Furthermore, we do not have to go to wide extreme to see this. Even within classical mechanics itself, the Newtonian mechanics and the Hamiltonian/Lagrangian mechanics already have philosophically different approach and "world view". And yet, they both arrive at the same mathematical form in describing the kinematics of a system.

Being able to show that something can be derived into a familiar form is a powerful and extremely useful argument. This is done in mathematics all the time. The ability to reformulate a differential equation into something that we know the solution of is done often. So it is no different here in physics. It says that the new idea can reproduce all of the results of the old ideas, and also shows why and where the old ideas may fail or no longer accurate enough.

Zz.

Uhmmm … Are you serious or just trolling? Obviously it matters that you recover the old theory in the limit where the old theory is known to be applicable or if you do so in the opposite limit.

We are not. We are only talking about the limit of one of the theories. In the classical limit you do recover the very same things as the classical theory. That SR is applicable to a larger set of situations is not the issue here.

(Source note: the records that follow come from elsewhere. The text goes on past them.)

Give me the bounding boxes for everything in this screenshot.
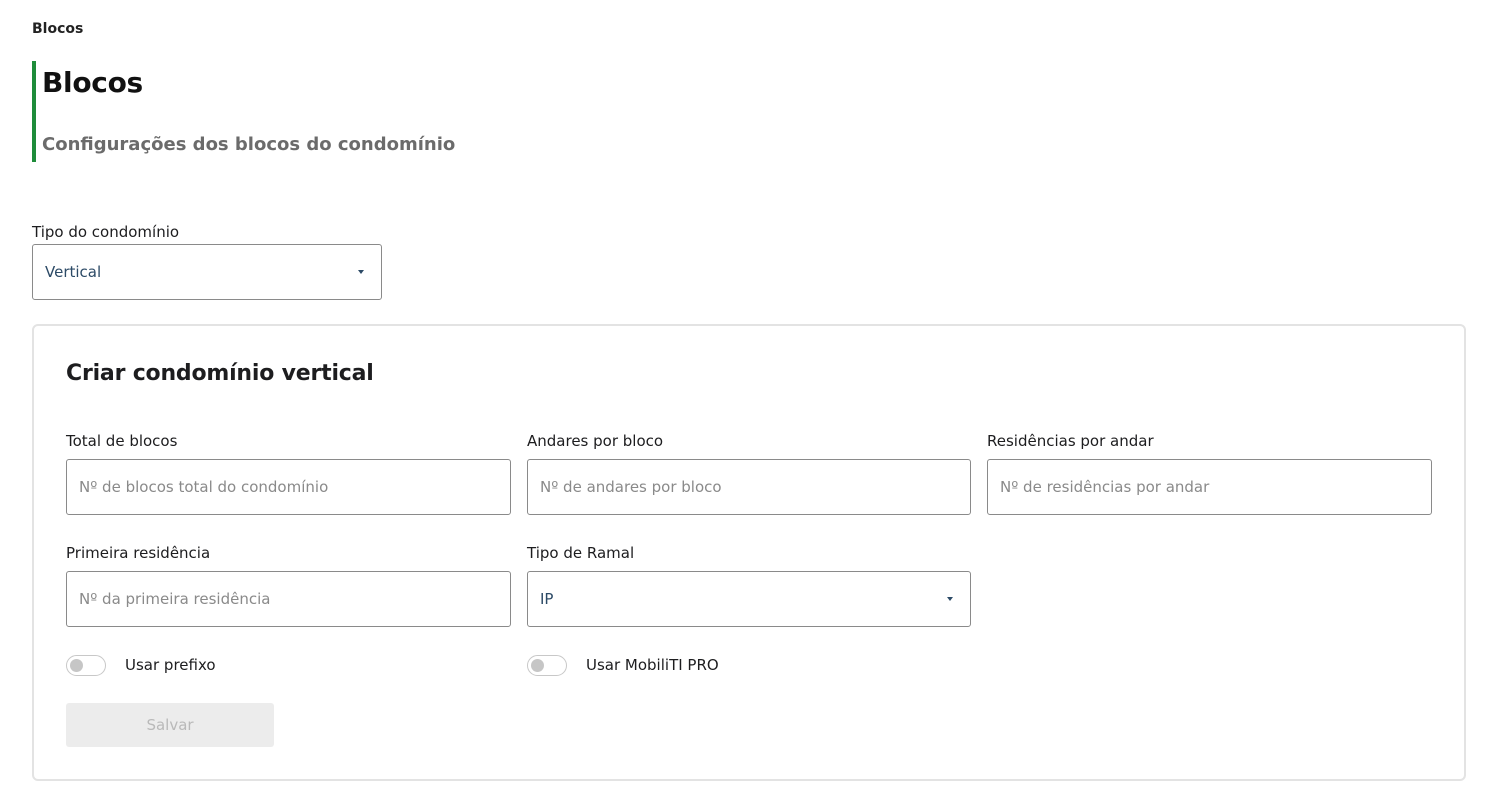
residences-per-floor-label: Residências por andar (987, 432, 1154, 450)
condo-type-label: Tipo do condomínio (32, 223, 180, 241)
extension-type-value: IP (540, 590, 554, 608)
floors-per-block-label: Andares por bloco (527, 432, 664, 450)
toggle-knob (70, 659, 83, 672)
first-residence-input[interactable] (66, 571, 511, 627)
breadcrumb: Blocos (32, 21, 84, 37)
page-subtitle: Configurações dos blocos do condomínio (42, 134, 456, 155)
caret-down-icon (358, 270, 364, 274)
mobiliti-pro-toggle[interactable] (527, 655, 567, 676)
mobiliti-pro-toggle-label: Usar MobiliTI PRO (586, 656, 719, 674)
extension-type-label: Tipo de Ramal (527, 544, 635, 562)
first-residence-label: Primeira residência (66, 544, 211, 562)
condo-type-value: Vertical (45, 263, 102, 281)
residences-per-floor-input[interactable] (987, 459, 1432, 515)
card-title: Criar condomínio vertical (66, 361, 374, 386)
prefix-toggle[interactable] (66, 655, 106, 676)
extension-type-select[interactable]: IP (527, 571, 971, 627)
page-header: Blocos Configurações dos blocos do condo… (32, 61, 632, 162)
floors-per-block-input[interactable] (527, 459, 971, 515)
page-title: Blocos (42, 66, 143, 99)
total-blocks-input[interactable] (66, 459, 511, 515)
prefix-toggle-label: Usar prefixo (125, 656, 216, 674)
condo-type-select[interactable]: Vertical (32, 244, 382, 300)
caret-down-icon (947, 597, 953, 601)
save-button[interactable]: Salvar (66, 703, 274, 747)
create-vertical-card: Criar condomínio vertical Total de bloco… (32, 324, 1466, 781)
toggle-knob (531, 659, 544, 672)
total-blocks-label: Total de blocos (66, 432, 178, 450)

This is just wrong. As already illustrated in the actual Insight. You can start from different assumptions, but in the end what it boils down to is to make identifications of what concepts in a theory that correspond to the concepts of the previous. A theory is not its underlying assumptions – which can never be tested, it is its predictions.

I am sorry but you are not making any sense here. The point is that the "old" theory typically has made a large number of verified predictions that are well studied enough that we know how experiments behave in a certain range – at least to within experimental uncertainty. Under the same type of conditions, the "new" theory must therefore reproduce exactly the same results up to corrections that are smaller than the experimental uncertainty. This is what it means having the "old" theory as a limiting behaviour. It has absolutely nothing to do with what "basic assumptions" have been made, just about predictions.

Well, that's where we don't agree. I guess we are going nowhere here. anyway, thanks for the chat. I will think about the insights you all gave. see ya.